Os últimos dias foram marcados por interpretações de resultados de sondagens que pretensamente mostram as preocupações dos portugueses, por discussões em torno do “estado da nação”, por reflexões sobre causas e impactos da inflação, pela divulgação de dados estatísticos relativos ao emprego. As leituras diferem consoante quem as faz. E os dados estatísticos permitem conclusões que até podem ser opostas em função dos ângulos de análise e da tortura a que os números são sujeitos.
É muito pobre o confronto público de propostas políticas. O contributo da Direita é zero. Identifica alguns problemas que consomem as pessoas na versão de senso comum (a sua extrema fá-lo na versão de bagunça para corroer a democracia), tem de calar-se perante resultados de políticas neoliberais que o Governo, o BCE e outros poderes vão impondo. Afunilou o seu programa no objetivo da “degradação do Governo”, na esperança de que este se autodestrua, e interpretando a “realidade política” criada na comunicação social.
Perante o que se discutiu, relevo três ideias para uma análise crítica: i) o primeiro-ministro (PM) exagera muito nos êxitos do Governo e nas promessas, acabando por aumentar descrédito em vários setores da sociedade; ii) Portugal tem um potencial produtivo (e de desenvolvimento) que está a ser persistentemente bloqueado; iii) a resolução dos grandes problemas com que os portugueses se debatem não exige “reformas estruturais” generalizadas, mas tão-só efetividade de políticas adequadas.
Temos hoje mais emprego e uma mais baixa taxa de desemprego? Sim. Contudo, falta identificar com rigor o potencial produtivo dos setores que criaram emprego, ver se os recursos do PRR estão a favorecer o avanço tecnológico e organizacional que possa incorporar os jovens (muitos continuam a emigrar), qual o perfil do novo emprego e como o saldo migratório se reflete no emprego. Para sermos mais produtivos, precisamos de qualidade do emprego público, designadamente, nos setores que nos garantem a prestação dos direitos e serviços fundamentais.
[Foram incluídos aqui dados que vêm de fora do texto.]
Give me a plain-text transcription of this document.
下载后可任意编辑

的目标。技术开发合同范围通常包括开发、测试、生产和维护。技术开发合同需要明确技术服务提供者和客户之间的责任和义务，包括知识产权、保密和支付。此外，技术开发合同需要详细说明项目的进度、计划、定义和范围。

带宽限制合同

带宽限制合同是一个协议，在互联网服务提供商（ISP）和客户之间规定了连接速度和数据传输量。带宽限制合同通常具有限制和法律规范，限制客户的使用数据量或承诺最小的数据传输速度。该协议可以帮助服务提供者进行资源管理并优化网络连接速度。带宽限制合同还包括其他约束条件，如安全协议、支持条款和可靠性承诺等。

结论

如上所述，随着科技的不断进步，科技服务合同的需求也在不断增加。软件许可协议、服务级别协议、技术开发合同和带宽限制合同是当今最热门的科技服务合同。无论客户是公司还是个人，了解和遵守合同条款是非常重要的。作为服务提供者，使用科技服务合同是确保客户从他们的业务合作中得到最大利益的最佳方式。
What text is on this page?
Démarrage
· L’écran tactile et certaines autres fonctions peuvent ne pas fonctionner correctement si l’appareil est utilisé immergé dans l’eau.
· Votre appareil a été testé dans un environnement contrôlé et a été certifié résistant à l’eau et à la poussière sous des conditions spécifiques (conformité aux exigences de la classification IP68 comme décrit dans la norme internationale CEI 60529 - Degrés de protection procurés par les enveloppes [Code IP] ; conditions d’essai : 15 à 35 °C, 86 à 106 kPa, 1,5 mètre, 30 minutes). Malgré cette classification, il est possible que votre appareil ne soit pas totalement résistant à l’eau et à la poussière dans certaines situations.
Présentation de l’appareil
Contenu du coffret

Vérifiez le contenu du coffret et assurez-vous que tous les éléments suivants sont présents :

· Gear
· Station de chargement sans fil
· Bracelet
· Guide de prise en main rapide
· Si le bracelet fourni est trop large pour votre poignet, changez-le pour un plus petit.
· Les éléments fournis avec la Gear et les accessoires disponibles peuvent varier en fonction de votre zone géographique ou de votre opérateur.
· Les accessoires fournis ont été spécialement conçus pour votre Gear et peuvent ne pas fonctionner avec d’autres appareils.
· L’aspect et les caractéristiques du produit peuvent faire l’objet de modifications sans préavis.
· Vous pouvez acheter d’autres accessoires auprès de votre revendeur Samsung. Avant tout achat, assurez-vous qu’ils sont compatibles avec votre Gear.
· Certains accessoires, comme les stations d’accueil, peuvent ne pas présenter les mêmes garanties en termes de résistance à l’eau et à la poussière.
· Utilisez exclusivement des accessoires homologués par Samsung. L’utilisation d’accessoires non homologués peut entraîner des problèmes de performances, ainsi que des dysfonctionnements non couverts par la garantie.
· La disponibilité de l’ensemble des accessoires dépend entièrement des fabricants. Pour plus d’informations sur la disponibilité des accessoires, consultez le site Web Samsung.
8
Tem havido crescimento económico? Sim. Mas o rendimento disponível diminuiu para quase todas as pessoas, a classe média está constrangida, o peso dos salários no PIB desceu no último ano, a melhoria da produtividade (segundo o PM, em 2022 foi de 4%) não chegou aos trabalhadores. Foram os salários a suportar, em primeiro lugar, os custos da inflação, enquanto alguns setores empresariais a utilizaram para aumentar lucros.
O PM não pode dizer que o acordo que negociou na Concertação Social constitui uma alavanca para o crescimento dos salários. A meta inscrita para 2023 é de 5,2%, valor que não repõe a perda causada pela inflação e fica muito longe dos 8% que os salários estão a crescer no setor privado, por efeito do mercado. Quando se oferece aos jovens (mais e menos qualificados) baixos salários, precariedade e subsídios pontuais para tentar colmatar a falta de condições de acesso a habitação, está-se a projetar uma sociedade acomodada à pobreza e a esvaziar a democracia.
O investimento na educação, na saúde, na proteção social, na justiça é o mais reprodutivo que se pode fazer. Num contexto de disponibilidade de recursos, como o atual, privilegiar a conquista da medalha de ouro das “contas certas” para impressionar os poderes neoliberais é negar o desenvolvimento do país.
Em muitas áreas, da vida pública e privada, as políticas a adotar são há muito conhecidas e óbvias. Sejamos persistentes na sua afirmação.